The fruiting bodies are apothecia (open, disc-shaped reproductive structures), which may be immersed in the thallus, sessile (sitting directly on the surface), or stalked, and are often irregular in outline. Their discs are black and may be flat or convex, most commonly gyrose (with ridged, maze-like folds), ring-like, or radiating, though occasionally smooth; in some cases they bear a central sterile umbo (a small raised boss). A thick thalline margin — a rim of tissue continuous with the thallus — is usually present and may be black or dark brown, although it is lacking in some species. Internally, the hymenium (spore-producing layer) is 60–90 μm thick, with branched, septate paraphyses (sterile filaments among the spore sacs) that are hyaline or brown and often have swollen, pigmented terminal cells. The hypothecium (tissue beneath the hymenium) is thick and brown to blackish. The asci (spore-bearing sacs) are elongate-clavate (narrowly club-shaped), thick-walled, eight-spored, and of the Umbilicaria type, with an apical dome that reacts K/I+ blue (that is, staining blue when pre-treated with potassium hydroxide and then iodine). Ascospores may be colourless, ellipsoidal, and aseptate (without internal partitions), or muriform (divided by both longitudinal and transverse walls) and later becoming brown.[8]
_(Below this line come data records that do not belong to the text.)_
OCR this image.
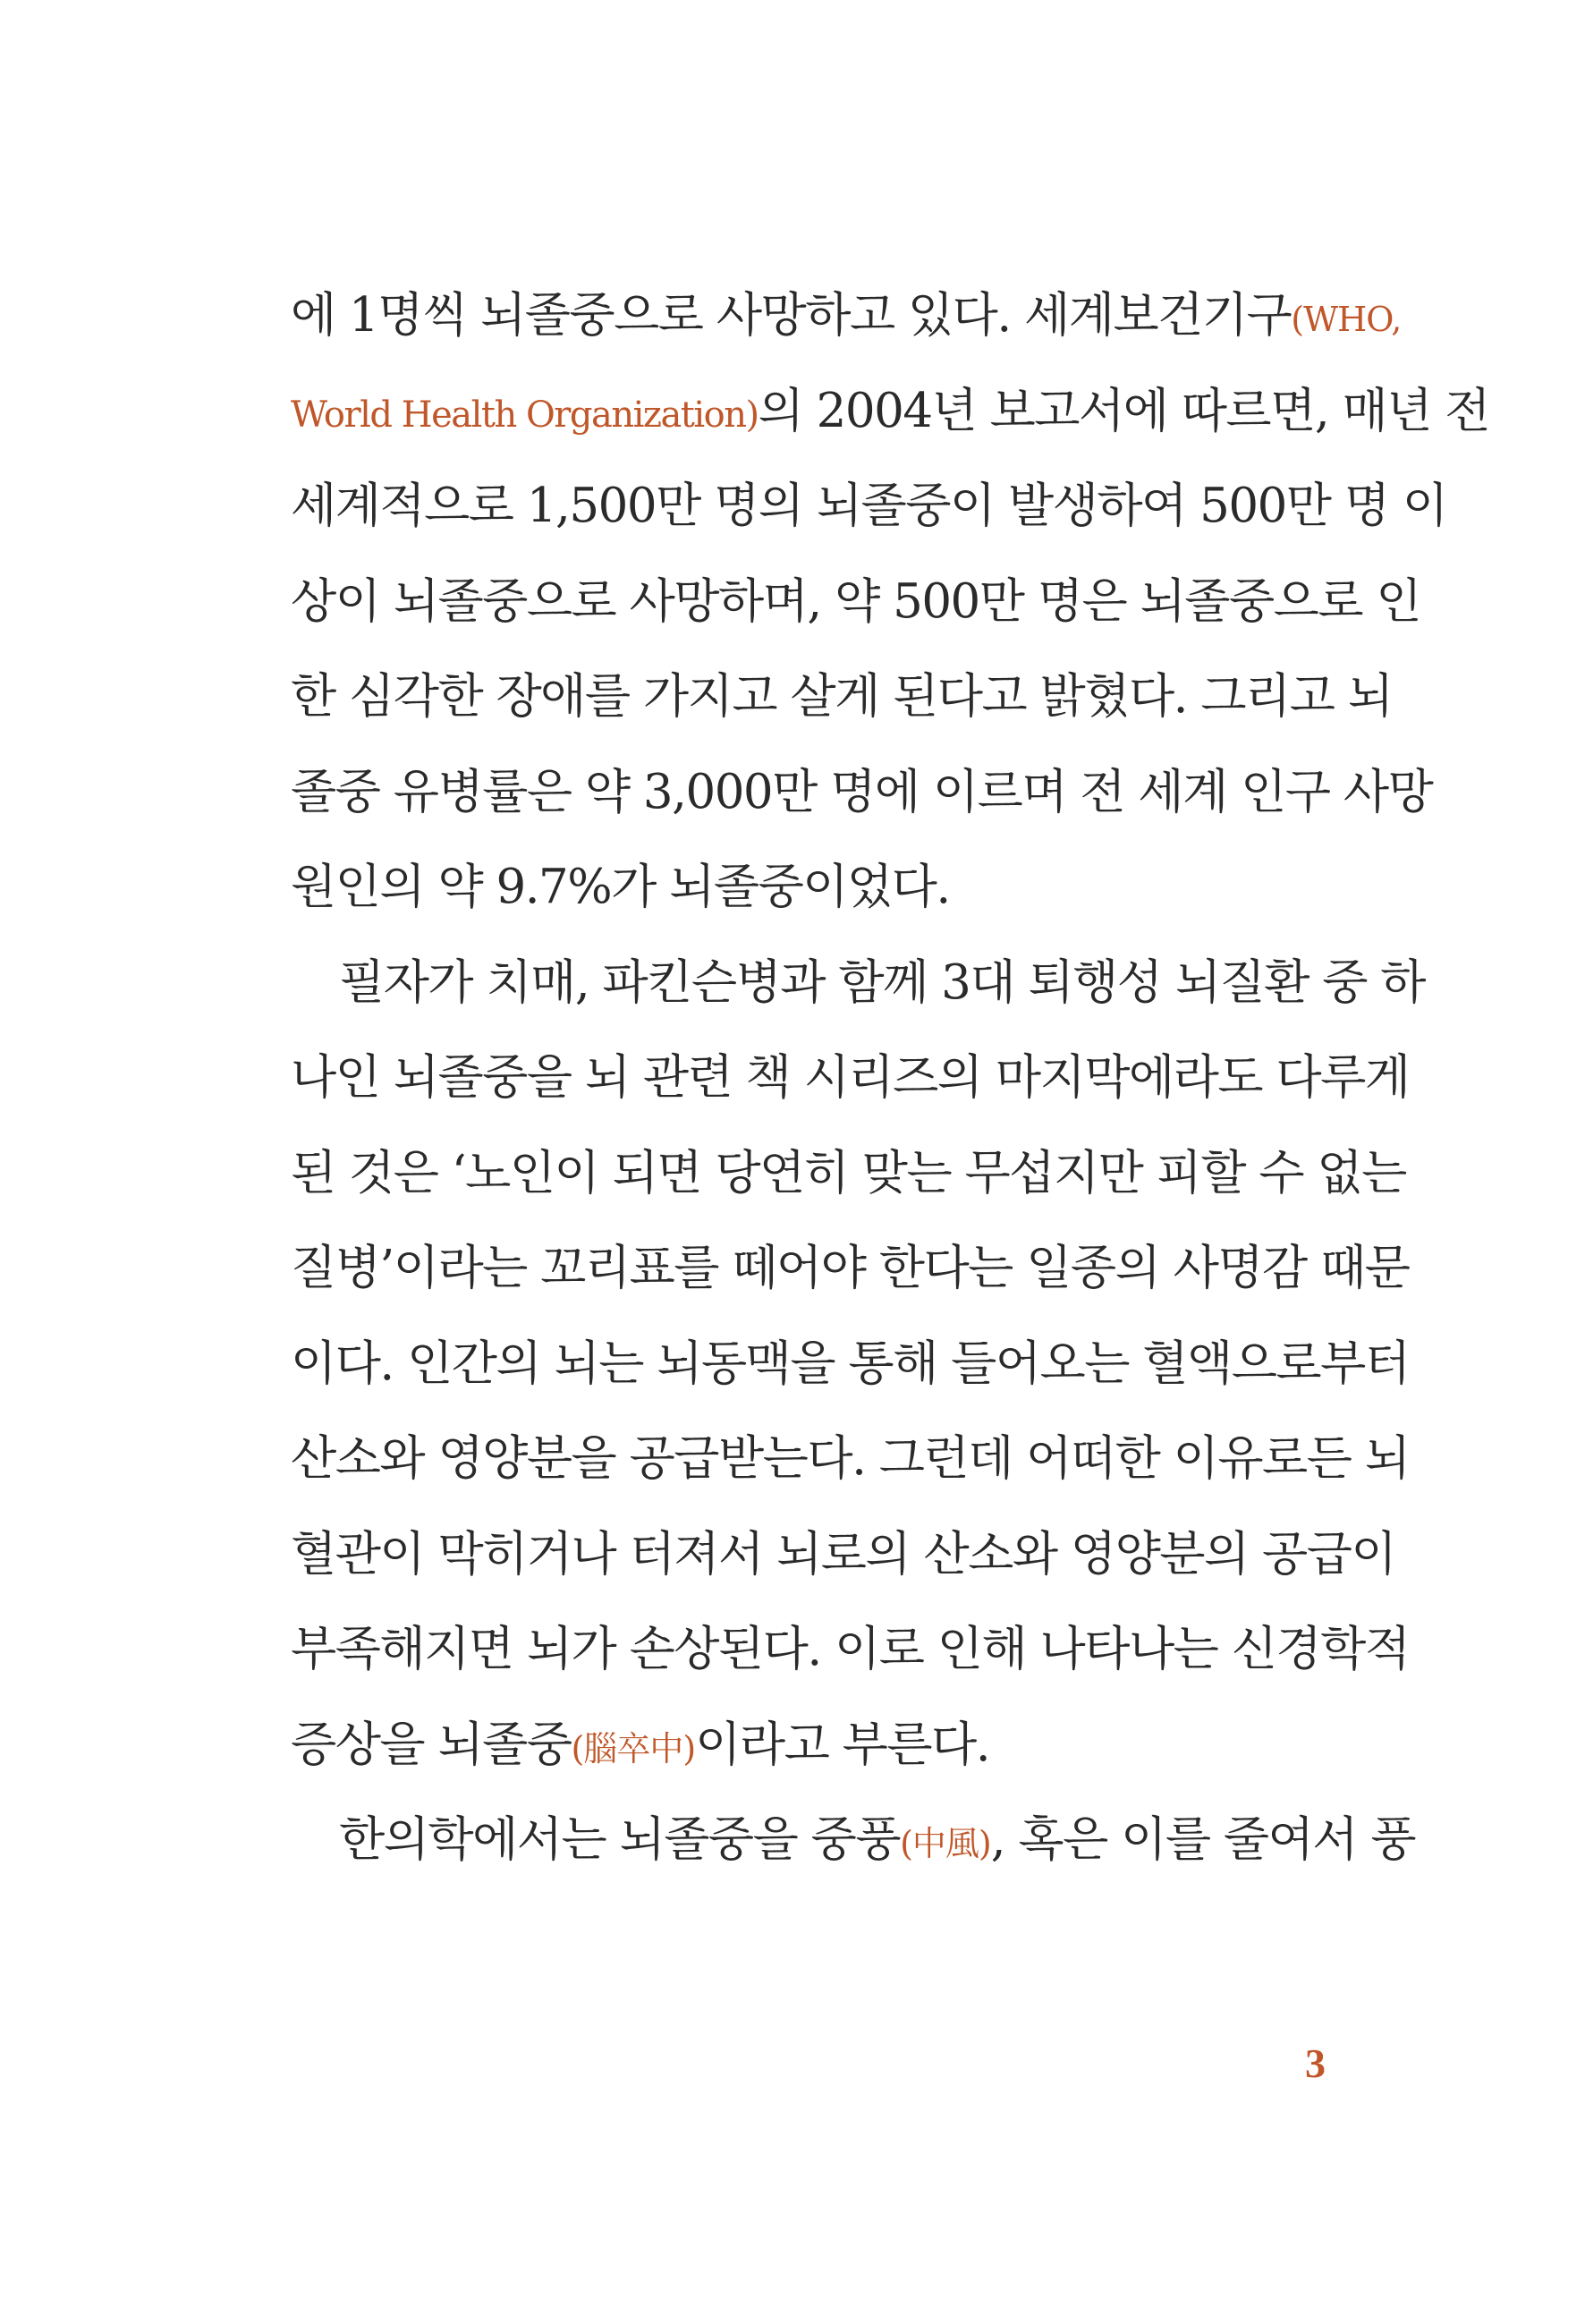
에 1명씩 뇌졸중으로 사망하고 있다. 세계보건기구(WHO,
World Health Organization)의 2004년 보고서에 따르면, 매년 전
세계적으로 1,500만 명의 뇌졸중이 발생하여 500만 명 이
상이 뇌졸중으로 사망하며, 약 500만 명은 뇌졸중으로 인
한 심각한 장애를 가지고 살게 된다고 밝혔다. 그리고 뇌
졸중 유병률은 약 3,000만 명에 이르며 전 세계 인구 사망
원인의 약 9.7%가 뇌졸중이었다.
필자가 치매, 파킨슨병과 함께 3대 퇴행성 뇌질환 중 하
나인 뇌졸중을 뇌 관련 책 시리즈의 마지막에라도 다루게
된 것은 ‘노인이 되면 당연히 맞는 무섭지만 피할 수 없는
질병’이라는 꼬리표를 떼어야 한다는 일종의 사명감 때문
이다. 인간의 뇌는 뇌동맥을 통해 들어오는 혈액으로부터
산소와 영양분을 공급받는다. 그런데 어떠한 이유로든 뇌
혈관이 막히거나 터져서 뇌로의 산소와 영양분의 공급이
부족해지면 뇌가 손상된다. 이로 인해 나타나는 신경학적
증상을 뇌졸중(腦卒中)이라고 부른다.
한의학에서는 뇌졸중을 중풍(中風), 혹은 이를 줄여서 풍
3
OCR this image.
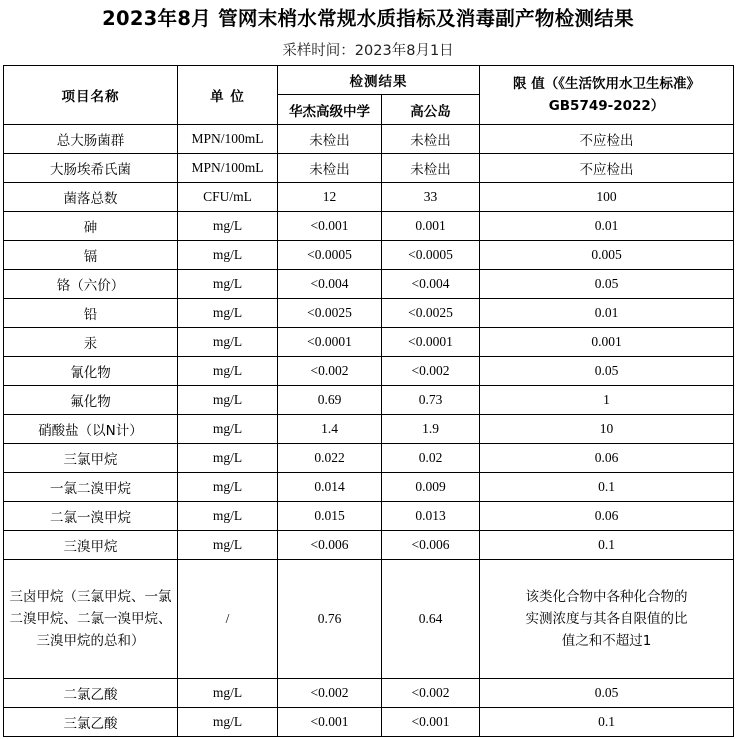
2023年8月 管网末梢水常规水质指标及消毒副产物检测结果
采样时间：2023年8月1日
项目名称	单 位	检测结果		限 值（《生活饮用水卫生标准》GB5749-2022）
		华杰高级中学	高公岛	
总大肠菌群	MPN/100mL	未检出	未检出	不应检出
大肠埃希氏菌	MPN/100mL	未检出	未检出	不应检出
菌落总数	CFU/mL	12	33	100
砷	mg/L	<0.001	0.001	0.01
镉	mg/L	<0.0005	<0.0005	0.005
铬（六价）	mg/L	<0.004	<0.004	0.05
铅	mg/L	<0.0025	<0.0025	0.01
汞	mg/L	<0.0001	<0.0001	0.001
氰化物	mg/L	<0.002	<0.002	0.05
氟化物	mg/L	0.69	0.73	1
硝酸盐（以N计）	mg/L	1.4	1.9	10
三氯甲烷	mg/L	0.022	0.02	0.06
一氯二溴甲烷	mg/L	0.014	0.009	0.1
二氯一溴甲烷	mg/L	0.015	0.013	0.06
三溴甲烷	mg/L	<0.006	<0.006	0.1
三卤甲烷（三氯甲烷、一氯二溴甲烷、二氯一溴甲烷、三溴甲烷的总和）	/	0.76	0.64	该类化合物中各种化合物的实测浓度与其各自限值的比值之和不超过1
二氯乙酸	mg/L	<0.002	<0.002	0.05
三氯乙酸	mg/L	<0.001	<0.001	0.1
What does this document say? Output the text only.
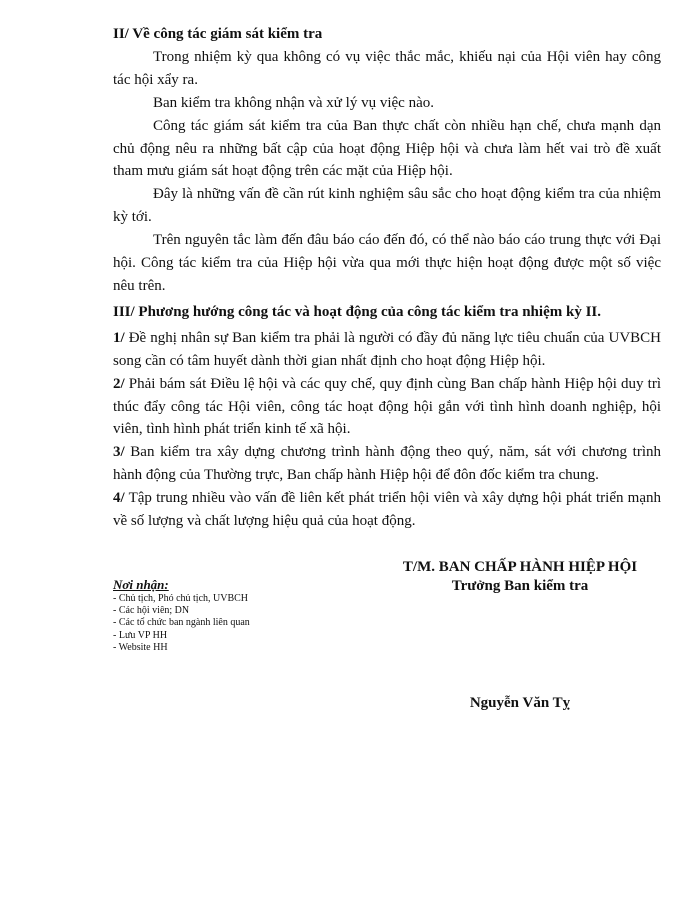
II/ Về công tác giám sát kiểm tra

Trong nhiệm kỳ qua không có vụ việc thắc mắc, khiếu nại của Hội viên hay công tác hội xẩy ra.

Ban kiểm tra không nhận và xử lý vụ việc nào.

Công tác giám sát kiểm tra của Ban thực chất còn nhiều hạn chế, chưa mạnh dạn chủ động nêu ra những bất cập của hoạt động Hiệp hội và chưa làm hết vai trò đề xuất tham mưu giám sát hoạt động trên các mặt của Hiệp hội.

Đây là những vấn đề cần rút kinh nghiệm sâu sắc cho hoạt động kiểm tra của nhiệm kỳ tới.

Trên nguyên tắc làm đến đâu báo cáo đến đó, có thể nào báo cáo trung thực với Đại hội. Công tác kiểm tra của Hiệp hội vừa qua mới thực hiện hoạt động được một số việc nêu trên.

III/ Phương hướng công tác và hoạt động của công tác kiểm tra nhiệm kỳ II.

1/ Đề nghị nhân sự Ban kiểm tra phải là người có đầy đủ năng lực tiêu chuẩn của UVBCH song cần có tâm huyết dành thời gian nhất định cho hoạt động Hiệp hội.

2/ Phải bám sát Điều lệ hội và các quy chế, quy định cùng Ban chấp hành Hiệp hội duy trì thúc đẩy công tác Hội viên, công tác hoạt động hội gắn với tình hình doanh nghiệp, hội viên, tình hình phát triển kinh tế xã hội.

3/ Ban kiểm tra xây dựng chương trình hành động theo quý, năm, sát với chương trình hành động của Thường trực, Ban chấp hành Hiệp hội để đôn đốc kiểm tra chung.

4/ Tập trung nhiều vào vấn đề liên kết phát triển hội viên và xây dựng hội phát triển mạnh về số lượng và chất lượng hiệu quả của hoạt động.

T/M. BAN CHẤP HÀNH HIỆP HỘI
Trưởng Ban kiểm tra
Nơi nhận:
- Chủ tịch, Phó chủ tịch, UVBCH
- Các hội viên; DN
- Các tổ chức ban ngành liên quan
- Lưu VP HH
- Website HH
Nguyễn Văn Tỵ
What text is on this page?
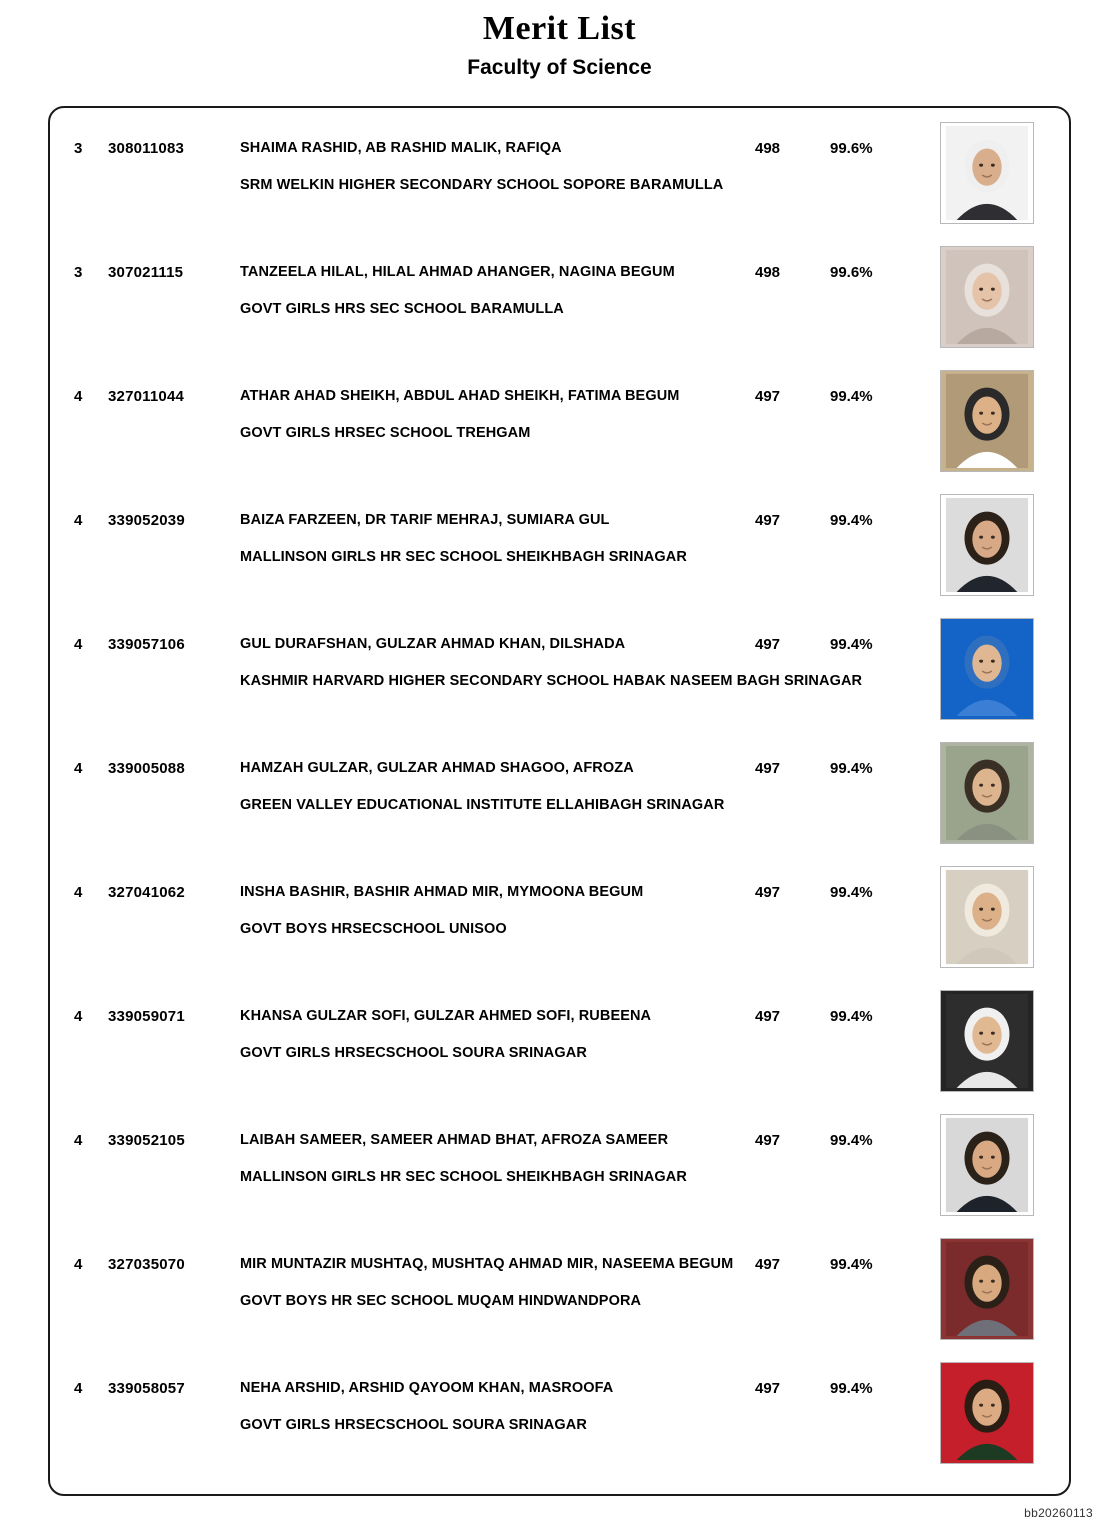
Merit List
Faculty of Science
3	308011083	SHAIMA RASHID, AB RASHID MALIK, RAFIQA
SRM WELKIN HIGHER SECONDARY SCHOOL SOPORE BARAMULLA
498	99.6%
3	307021115	TANZEELA HILAL, HILAL AHMAD AHANGER, NAGINA BEGUM
GOVT GIRLS HRS SEC SCHOOL BARAMULLA
498	99.6%
4	327011044	ATHAR AHAD SHEIKH, ABDUL AHAD SHEIKH, FATIMA BEGUM
GOVT GIRLS HRSEC SCHOOL TREHGAM
497	99.4%
4	339052039	BAIZA FARZEEN, DR TARIF MEHRAJ, SUMIARA GUL
MALLINSON GIRLS HR SEC SCHOOL SHEIKHBAGH SRINAGAR
497	99.4%
4	339057106	GUL DURAFSHAN, GULZAR AHMAD KHAN, DILSHADA
KASHMIR HARVARD HIGHER SECONDARY SCHOOL HABAK NASEEM BAGH SRINAGAR
497	99.4%
4	339005088	HAMZAH GULZAR, GULZAR AHMAD SHAGOO, AFROZA
GREEN VALLEY EDUCATIONAL INSTITUTE ELLAHIBAGH SRINAGAR
497	99.4%
4	327041062	INSHA BASHIR, BASHIR AHMAD MIR, MYMOONA BEGUM
GOVT BOYS HRSECSCHOOL UNISOO
497	99.4%
4	339059071	KHANSA GULZAR SOFI, GULZAR AHMED SOFI, RUBEENA
GOVT GIRLS HRSECSCHOOL SOURA SRINAGAR
497	99.4%
4	339052105	LAIBAH SAMEER, SAMEER AHMAD BHAT, AFROZA SAMEER
MALLINSON GIRLS HR SEC SCHOOL SHEIKHBAGH SRINAGAR
497	99.4%
4	327035070	MIR MUNTAZIR MUSHTAQ, MUSHTAQ AHMAD MIR, NASEEMA BEGUM
GOVT BOYS HR SEC SCHOOL MUQAM HINDWANDPORA
497	99.4%
4	339058057	NEHA ARSHID, ARSHID QAYOOM KHAN, MASROOFA
GOVT GIRLS HRSECSCHOOL SOURA SRINAGAR
497	99.4%
bb20260113
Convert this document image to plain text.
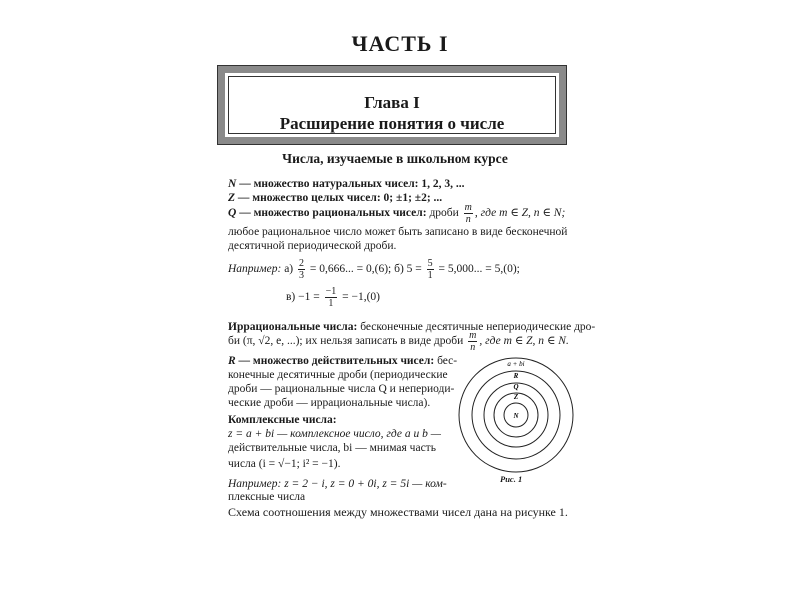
ЧАСТЬ I
Глава I
Расширение понятия о числе
Числа, изучаемые в школьном курсе
N — множество натуральных чисел: 1, 2, 3, ...
Z — множество целых чисел: 0; ±1; ±2; ...
Q — множество рациональных чисел: дроби $\frac{m}{n}$ , где m ∈ Z, n ∈ N;
любое рациональное число может быть записано в виде бесконечной
десятичной периодической дроби.
Например: $а) \frac{2}{3} = 0,666$... = 0,(6); б) $5 = \frac{5}{1} = 5,000$... = 5,(0);
$в) -1 = \frac{-1}{1} = -1,(0)$
Иррациональные числа: бесконечные десятичные непериодические дро-
би (π, √2, e, ...); их нельзя записать в виде дроби $\frac{m}{n}$ , где m ∈ Z, n ∈ N.
R — множество действительных чисел: бес-
конечные десятичные дроби (периодические
дроби — рациональные числа Q и непериоди-
ческие дроби — иррациональные числа).
Комплексные числа:
z = a + bi — комплексное число, где a и b —
действительные числа, bi — мнимая часть
числа (i = √−1; i² = −1).
Например: z = 2 − i, z = 0 + 0i, z = 5i — ком-
плексные числа
Схема соотношения между множествами чисел дана на рисунке 1.
a + bi
R
Q
Z
N
Рис. 1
The pycnidia (asexual fruiting bodies) are uni- or multiloculate, and their conidiophores (spore-bearing stalks) are sometimes branched, with conidiogenous loci formed terminally or just below the septa. The conidia (asexual spores) are short, cylindrical, or slightly curved. In species that lack isidia and soredia and only rarely produce apothecia, thalloconidia may occur on the lower cortex or on rhizinomorphs; these are either single-celled or composed of several cells.[8]

Chemistry

[edit]

Many species of Umbilicaria produce secondary metabolites belonging mainly to the orcinol-derived depside, tridepside, and β-orcinol depsidone groups.[6][9] In a broad high-performance liquid chromatography survey of 33 species, gyrophoric acid was detected in 31 and was described as the characteristic lichen substance of the genus, while lecanoric acid and umbilicaric acid were also frequent.[9] Chemistry can help separate some species, but its taxonomic value is uneven and is usually strongest when used alongside morphology rather than on its own.[9][4] Intraspecific variation in lichen substances has also been documented, so chemically defined forms do not always correspond neatly to species boundaries.[9][10]

Reproduction and dispersal

[edit]

Umbilicaria reproduces both sexually and asexually.[3][11] Sexual reproduction is by apothecia producing ascospores, and the genus also forms pycnidia that produce conidia.[3] Asexual reproduction often involves thalloconidia, which are fungal propagules produced from the lower cortex or on rhizinomorphs, while some species instead produce lichenized propagules such as isidia or soredia.[3][12][11]

Thalloconidia have long been important in the classification of Umbilicaria and can be informative at the species level.[12][6] Across Umbilicariaceae, species with thalloconidia tend to produce lichenized propagules less often, and many also form apothecia only rarely, suggesting partial substitution among dispersal strategies.[6][11] Because thalloconidia do not contain the photobiont, establishment from them, like establishment from ascospores, still requires acquisition of a compatible algal partner.[7]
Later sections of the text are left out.